Quand la hausse des carburants pousse à la débrouille
Avec le diesel approchant 2,25 € le litre dans une large partie du pays, une pratique marginale gagne en visibilité : remplir le réservoir avec de l’huile alimentaire usagée. Principalement adoptée sur des véhicules anciens, cette solution vise à alléger la facture carburant d’un foyer tout en donnant une seconde vie à des déchets de cuisson.
Ce recours à l’huile collectée auprès de restaurants, food-trucks ou d’événements s’organise : décantation, filtrations successives et stockage dans des bidons de 25 litres avant injection dans le réservoir. De nombreux automobilistes restent discrets, mais certains témoignages montrent une pratique stabilisée dans le temps — l’un indique une expérience de quinze ans.
Quels gains pour le portefeuille ?
Le principe est simple : remplacer un carburant acheté en station à plus de 2 € par un produit récupéré gratuitement ou quasi-gratuit. La marge de manœuvre varie selon la fréquence de ravitaillement, le kilométrage et les coûts annexes (filtration, temps, matériel). Un incident récent dans une station ayant temporairement vendu du carburant à 1,24 € le litre illustre en creux l’impact sur le budget carburant d’une modulation des prix à la pompe.
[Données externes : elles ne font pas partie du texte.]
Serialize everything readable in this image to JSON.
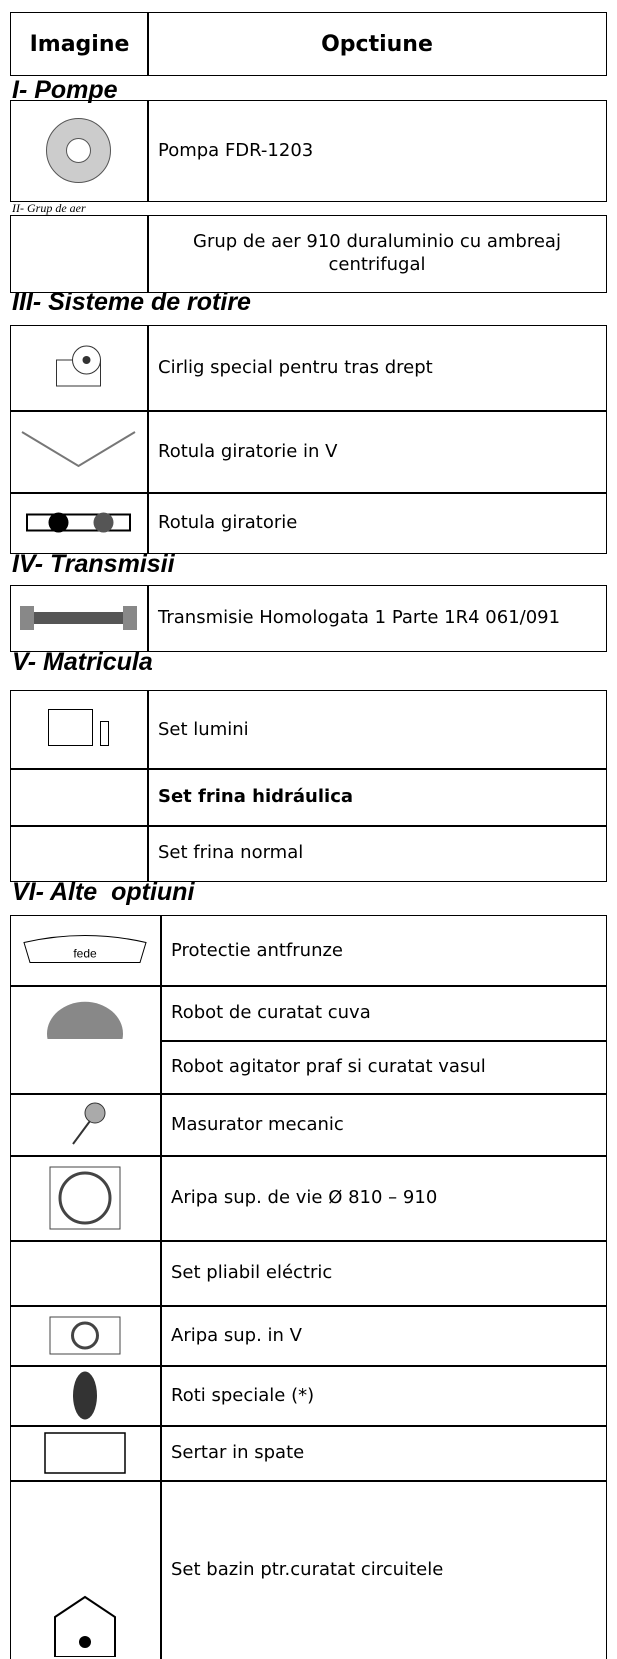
{
  "header": {
    "image": "Imagine",
    "option": "Opctiune"
  },
  "sections": [
    {
      "title": "I- Pompe",
      "rows": [
        "Pompa FDR-1203"
      ]
    },
    {
      "title": "II- Grup de aer",
      "rows": [
        "Grup de aer 910 duraluminio cu ambreaj centrifugal"
      ]
    },
    {
      "title": "III- Sisteme de rotire",
      "rows": [
        "Cirlig special pentru tras drept",
        "Rotula giratorie in V",
        "Rotula giratorie"
      ]
    },
    {
      "title": "IV- Transmisii",
      "rows": [
        "Transmisie Homologata 1 Parte 1R4 061/091"
      ]
    },
    {
      "title": "V- Matricula",
      "rows": [
        "Set lumini",
        "Set frina hidráulica",
        "Set frina normal"
      ]
    },
    {
      "title": "VI- Alte  optiuni",
      "rows": [
        "Protectie antfrunze",
        "Robot de curatat cuva",
        "Robot agitator praf si curatat vasul",
        "Masurator mecanic",
        "Aripa sup. de vie Ø 810 – 910",
        "Set pliabil eléctric",
        "Aripa sup. in V",
        "Roti speciale (*)",
        "Sertar in spate",
        "Set bazin ptr.curatat circuitele"
      ]
    }
  ]
}
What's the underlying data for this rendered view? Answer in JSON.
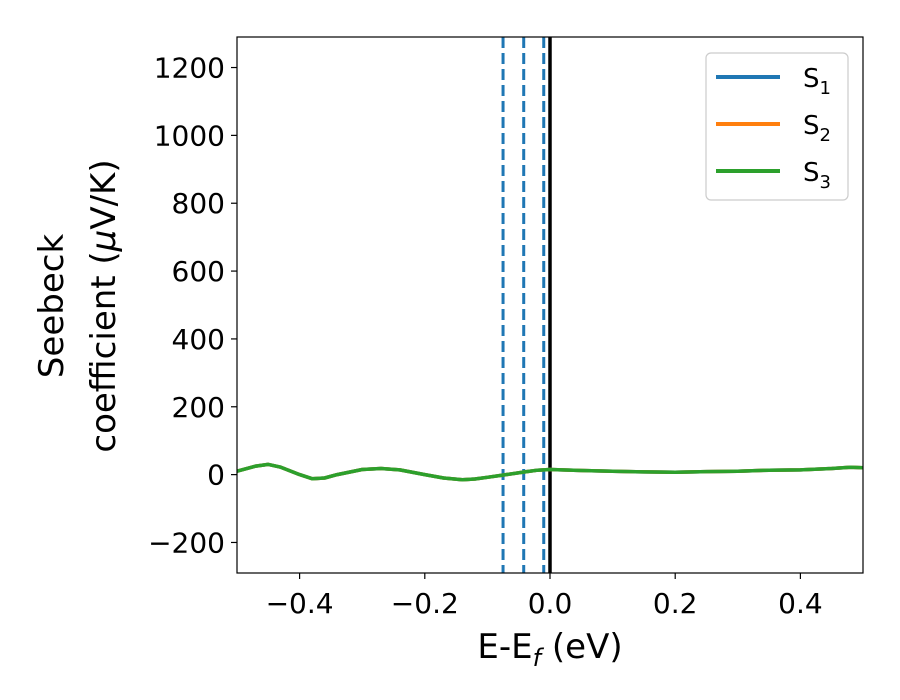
{
  "chart_data": {
    "type": "line",
    "xlabel": {
      "main": "E-E",
      "sub": "f",
      "tail": " (eV)"
    },
    "ylabel": {
      "line1": "Seebeck",
      "line2": "coefficient  (",
      "mu": "μ",
      "tail": "V/K)"
    },
    "xlim": [
      -0.5,
      0.5
    ],
    "ylim": [
      -290,
      1290
    ],
    "xticks": [
      -0.4,
      -0.2,
      0.0,
      0.2,
      0.4
    ],
    "xtick_labels": [
      "−0.4",
      "−0.2",
      "0.0",
      "0.2",
      "0.4"
    ],
    "yticks": [
      -200,
      0,
      200,
      400,
      600,
      800,
      1000,
      1200
    ],
    "ytick_labels": [
      "−200",
      "0",
      "200",
      "400",
      "600",
      "800",
      "1000",
      "1200"
    ],
    "grid": false,
    "legend_position": "top-right",
    "series": [
      {
        "name": "S",
        "sub": "1",
        "color": "#1f77b4",
        "x": [
          -0.5,
          -0.47,
          -0.45,
          -0.43,
          -0.4,
          -0.38,
          -0.36,
          -0.34,
          -0.3,
          -0.27,
          -0.24,
          -0.2,
          -0.17,
          -0.14,
          -0.12,
          -0.1,
          -0.07,
          -0.04,
          -0.02,
          0.0,
          0.05,
          0.1,
          0.15,
          0.2,
          0.25,
          0.3,
          0.35,
          0.4,
          0.45,
          0.48,
          0.5
        ],
        "y": [
          10,
          25,
          30,
          22,
          0,
          -12,
          -10,
          0,
          15,
          18,
          14,
          0,
          -10,
          -15,
          -13,
          -8,
          0,
          8,
          13,
          15,
          12,
          10,
          8,
          7,
          9,
          10,
          13,
          14,
          18,
          22,
          20
        ]
      },
      {
        "name": "S",
        "sub": "2",
        "color": "#ff7f0e",
        "x": [
          -0.5,
          -0.47,
          -0.45,
          -0.43,
          -0.4,
          -0.38,
          -0.36,
          -0.34,
          -0.3,
          -0.27,
          -0.24,
          -0.2,
          -0.17,
          -0.14,
          -0.12,
          -0.1,
          -0.07,
          -0.04,
          -0.02,
          0.0,
          0.05,
          0.1,
          0.15,
          0.2,
          0.25,
          0.3,
          0.35,
          0.4,
          0.45,
          0.48,
          0.5
        ],
        "y": [
          10,
          25,
          30,
          22,
          0,
          -12,
          -10,
          0,
          15,
          18,
          14,
          0,
          -10,
          -15,
          -13,
          -8,
          0,
          8,
          13,
          15,
          12,
          10,
          8,
          7,
          9,
          10,
          13,
          14,
          18,
          22,
          20
        ]
      },
      {
        "name": "S",
        "sub": "3",
        "color": "#2ca02c",
        "x": [
          -0.5,
          -0.47,
          -0.45,
          -0.43,
          -0.4,
          -0.38,
          -0.36,
          -0.34,
          -0.3,
          -0.27,
          -0.24,
          -0.2,
          -0.17,
          -0.14,
          -0.12,
          -0.1,
          -0.07,
          -0.04,
          -0.02,
          0.0,
          0.05,
          0.1,
          0.15,
          0.2,
          0.25,
          0.3,
          0.35,
          0.4,
          0.45,
          0.48,
          0.5
        ],
        "y": [
          10,
          25,
          30,
          22,
          0,
          -12,
          -10,
          0,
          15,
          18,
          14,
          0,
          -10,
          -15,
          -13,
          -8,
          0,
          8,
          13,
          15,
          12,
          10,
          8,
          7,
          9,
          10,
          13,
          14,
          18,
          22,
          20
        ]
      }
    ],
    "vlines": [
      {
        "x": -0.075,
        "color": "#1f77b4",
        "style": "dashed"
      },
      {
        "x": -0.042,
        "color": "#1f77b4",
        "style": "dashed"
      },
      {
        "x": -0.01,
        "color": "#1f77b4",
        "style": "dashed"
      },
      {
        "x": 0.0,
        "color": "#000000",
        "style": "solid"
      }
    ]
  }
}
- Avantage principal : baisse immédiate et visible de la dépense carburant pour un foyer qui parcourt beaucoup.
- Inconvénient notable : odeur caractéristique de friture qui se dégage à l’échappement et trahit l’utilisation de ce produit.
- Limitation technique : la pratique est surtout compatible avec des véhicules anciens ; les modèles récents y sont moins adaptés.
Un témoignage et ses précautions
« Moi, je suis dans une démarche de recyclage. Au lieu de jeter, on récupère tout ce qui peut être récupéré »,
confie une conductrice qui préfère garder l’anonymat. Elle récupère l’huile auprès de professionnels et la prépare avant emploi. L’odeur de frite ou de nems derrière le véhicule est souvent le signe le plus visible de cette utilisation.
Risques et incertitudes
La principale mise en garde tient aux conséquences mécaniques : toutes les voitures ne tolèrent pas ce carburant, et l’usage prolongé sur des moteurs non préparés peut entraîner des pannes. Les informations disponibles indiquent que seuls certains véhicules anciens s’y prêtent, tandis que les modèles récents s’en montent moins compatibles. Les automobilistes qui s’y livrent acceptent aussi une part de discrétion, compte tenu des questions de sécurité et de conformité.
| Élément | Valeur citée |
|---|---|
| Prix du diesel majoritaire | 2,25 € / L |
| Prix exceptionnel observé | 1,24 € / L |
| Durée d'usage citée | 15 ans |
À l’heure où la facture carburant devient un poste lourd pour de nombreux ménages, cette pratique illustre la recherche d’économies immédiates. Elle pose aussi la question de la sécurité, de la durabilité des véhicules et de la nécessité d’informations claires pour les consommateurs face à des solutions de contournement potentiellement risquées.